Son Güncelleme: Pazar 22.12.2013
Kötü adamı oynamak, iyi oyuncunun harcı
Karadayı dizisinin en çok konuşulan, en çok tartışılan, en çok kızılan karakterleri Necdet, Turgut ve Mehmet Saim'i canlandıran Erkan Avcı, Yurdaer Okur ve Erhan Yazıcıoğlu kötülük kavramını masaya yatırdı
Eski Türk filmlerindeki gibi değil hayat. İyi salt iyi, kötü de salt kötü değil artık ekranda... Hayatın, her birimizin içinde ne kadar kötülük varsa ekrana akmış halde. Bazen o kötülere bakıp, kendi içimize dönüyor ve düşünüyoruz "Ben de bunun bir benzerini birine yapmamış mıydım?" diye... Kötülüğün sınırını da çizemiyoruz, ona sınırlar da koyamıyoruz... Ekranda gördüğümüz kötüleri içten içe sevmemiz, onlara sempati duymamız belki de bu yüzden. Oturup felsefesi yapılacak nadir konulardan biri kötülük. Ben de atv'nin Karadayı dizisinin en 'kötü' üç karakterini bir araya getirdim ve kötülük üzerine konuştum... Dizide Bakan Mehmet Saim Şadoğlu'nu canlandıran Erhan Yazıcıoğlu, Savcı Turgut karakterini canlandıran Yurdaer Okur ve Necdet Güney'i oynayan Erkan Avcı hayatlarında karşılaştıkları kötülükleri anlattı.
- Kötü adamı oynadığınız için sokakta nasıl tepki görüyorsunuz?
- Erhan Yazıcıoğlu: 'Böyle baba olur mu, siz kendi çocuklarınızı sevmiyor musunuz, ne zaman bunlara izin vereceksiniz? Bırak bunlar birleşsin!' diyor insanlar.

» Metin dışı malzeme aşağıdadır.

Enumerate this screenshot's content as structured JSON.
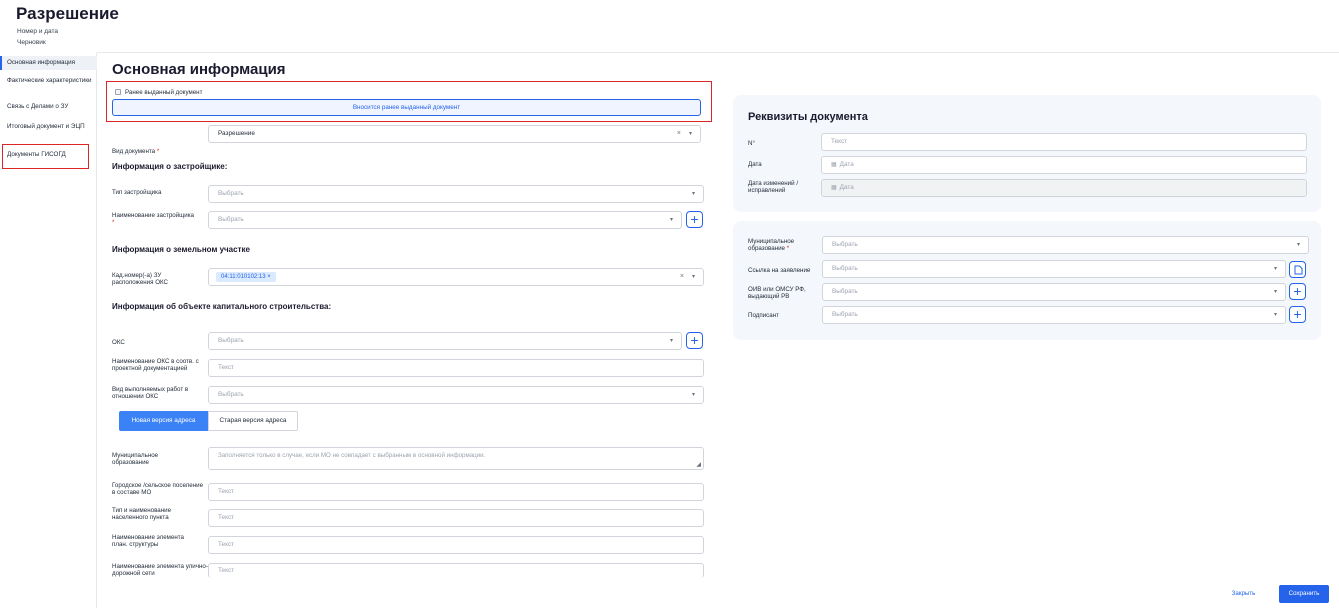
{
  "header": {
    "title": "Разрешение",
    "subtitle": "Номер и дата",
    "status": "Черновик"
  },
  "sidebar": {
    "items": [
      {
        "label": "Основная информация"
      },
      {
        "label": "Фактические характеристики"
      },
      {
        "label": "Связь с Делами о ЗУ"
      },
      {
        "label": "Итоговый документ и ЭЦП"
      },
      {
        "label": "Документы ГИСОГД"
      }
    ]
  },
  "main": {
    "section_title": "Основная информация",
    "previous_doc_checkbox": "Ранее выданный документ",
    "previous_doc_button": "Вносится ранее выданный документ",
    "doc_type": {
      "label": "Вид документа",
      "required": "*",
      "value": "Разрешение"
    },
    "developer": {
      "heading": "Информация о застройщике:",
      "type_label": "Тип застройщика",
      "type_value": "Выбрать",
      "name_label": "Наименование застройщика",
      "name_value": "Выбрать"
    },
    "land": {
      "heading": "Информация о земельном участке",
      "cad_label": "Кад.номер(-а) ЗУ расположения ОКС",
      "cad_chip": "04:11:010102:13"
    },
    "oks": {
      "heading": "Информация об объекте капитального строительства:",
      "oks_label": "ОКС",
      "oks_value": "Выбрать",
      "name_label": "Наименование ОКС в соотв. с проектной документацией",
      "name_value": "Текст",
      "works_label": "Вид выполняемых работ в отношении ОКС",
      "works_value": "Выбрать"
    },
    "address_tabs": {
      "new": "Новая версия адреса",
      "old": "Старая версия адреса"
    },
    "address": {
      "mun_label": "Муниципальное образование",
      "mun_placeholder": "Заполняется только в случае, если МО не совпадает с выбранным в основной информации.",
      "settlement_label": "Городское /сельское поселение в составе МО",
      "settlement_value": "Текст",
      "locality_label": "Тип и наименование населенного пункта",
      "locality_value": "Текст",
      "plan_label": "Наименование элемента план. структуры",
      "plan_value": "Текст",
      "street_label": "Наименование элемента улично-дорожной сети",
      "street_value": "Текст"
    }
  },
  "requisites": {
    "title": "Реквизиты документа",
    "number_label": "N°",
    "number_value": "Текст",
    "date_label": "Дата",
    "date_value": "Дата",
    "change_label": "Дата изменений / исправлений",
    "change_value": "Дата"
  },
  "extra": {
    "mun_label": "Муниципальное образование",
    "mun_required": "*",
    "mun_value": "Выбрать",
    "link_label": "Ссылка на заявление",
    "link_value": "Выбрать",
    "oiv_label": "ОИВ или ОМСУ РФ, выдающий РВ",
    "oiv_value": "Выбрать",
    "signer_label": "Подписант",
    "signer_value": "Выбрать"
  },
  "footer": {
    "close": "Закрыть",
    "save": "Сохранить"
  },
  "colors": {
    "accent": "#2563eb",
    "highlight": "#dc2626",
    "card_bg": "#f4f7fb"
  }
}
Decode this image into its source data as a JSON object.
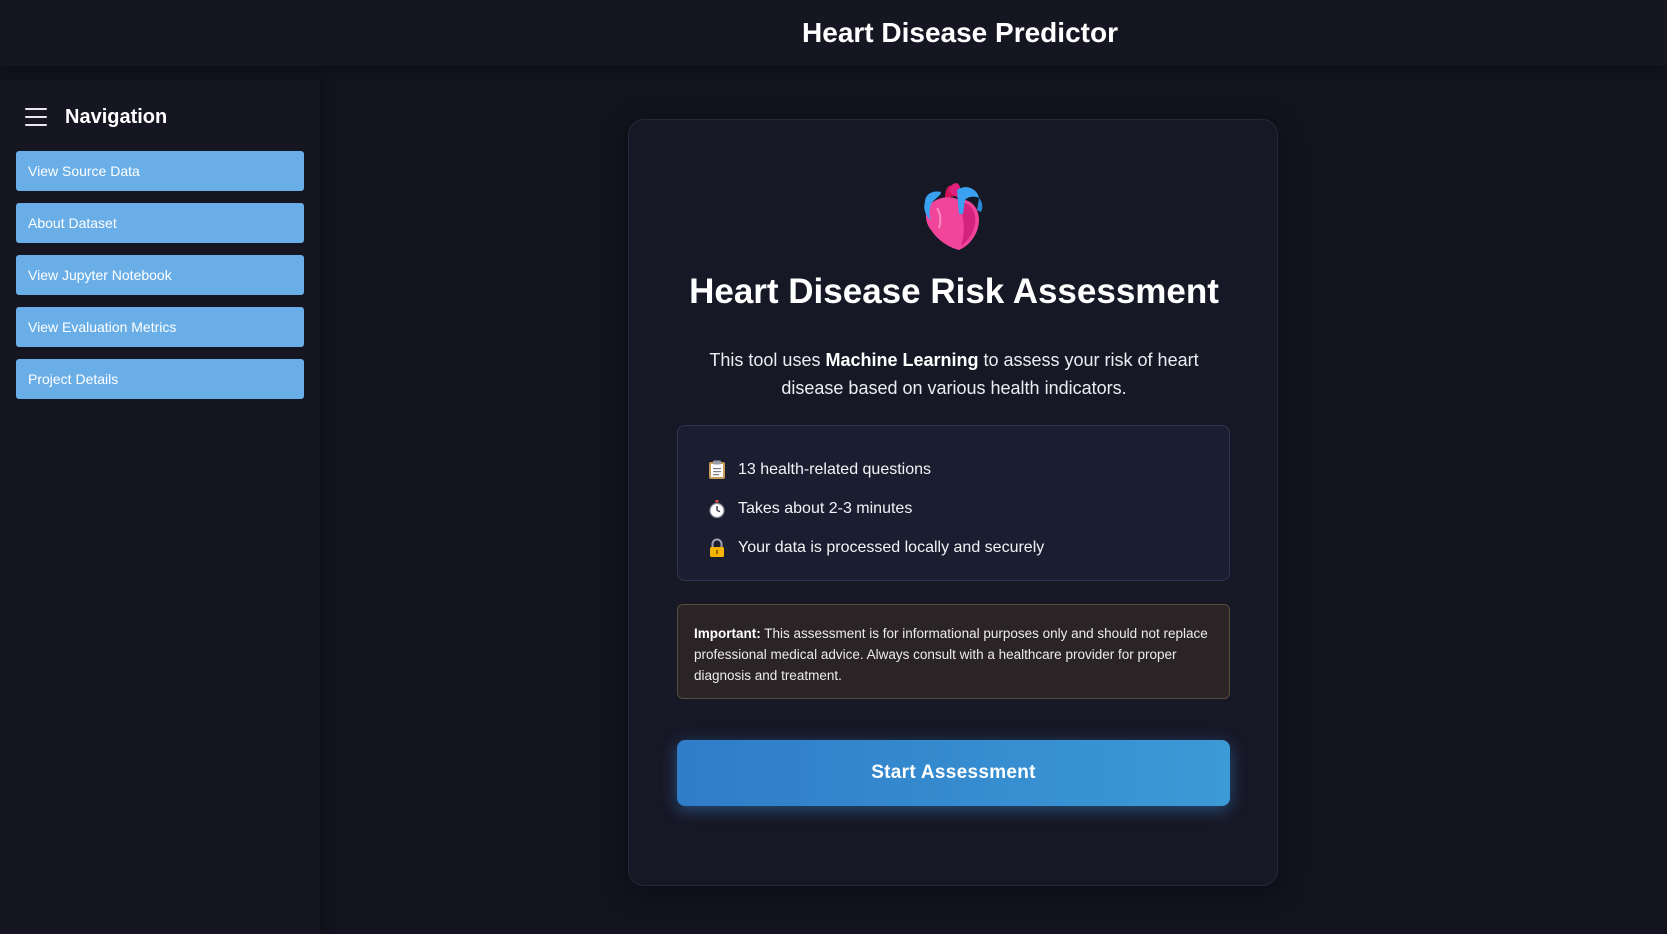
{
  "header": {
    "title": "Heart Disease Predictor"
  },
  "sidebar": {
    "title": "Navigation",
    "items": [
      {
        "label": "View Source Data"
      },
      {
        "label": "About Dataset"
      },
      {
        "label": "View Jupyter Notebook"
      },
      {
        "label": "View Evaluation Metrics"
      },
      {
        "label": "Project Details"
      }
    ]
  },
  "main": {
    "title": "Heart Disease Risk Assessment",
    "intro_prefix": "This tool uses ",
    "intro_bold": "Machine Learning",
    "intro_suffix": " to assess your risk of heart disease based on various health indicators.",
    "info_items": [
      {
        "icon": "clipboard-icon",
        "text": "13 health-related questions"
      },
      {
        "icon": "stopwatch-icon",
        "text": "Takes about 2-3 minutes"
      },
      {
        "icon": "lock-icon",
        "text": "Your data is processed locally and securely"
      }
    ],
    "warning_label": "Important:",
    "warning_text": " This assessment is for informational purposes only and should not replace professional medical advice. Always consult with a healthcare provider for proper diagnosis and treatment.",
    "start_button": "Start Assessment"
  },
  "colors": {
    "background": "#13131f",
    "nav_button": "#6aaee8",
    "accent_start": "#2f7cc8",
    "accent_end": "#3c9ad6",
    "heart": "#f0459a"
  }
}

Seyirci Karadayı üzerinden o kadar havaya girmiş ki, karakterimizle bize aynı muameleyi yapıyor. Genelde bana çemkiriyorlar.
- Yurdaer Okur: Bana 'Evladım biraz insaflı ol yavrum!' diyorlar. Diziye kendini kaptırıp beni boğmak isteyenle karşılaşmadım. Görünce de ilginç bir şekilde sempati gösteriyorlar.
- Erhan Yazıcıoğlu: Yurdaer seninle ilgili, 'Muhteşem oynuyor, bir kötü ancak bu kadar iyi oynanır' diyeni çok duydum.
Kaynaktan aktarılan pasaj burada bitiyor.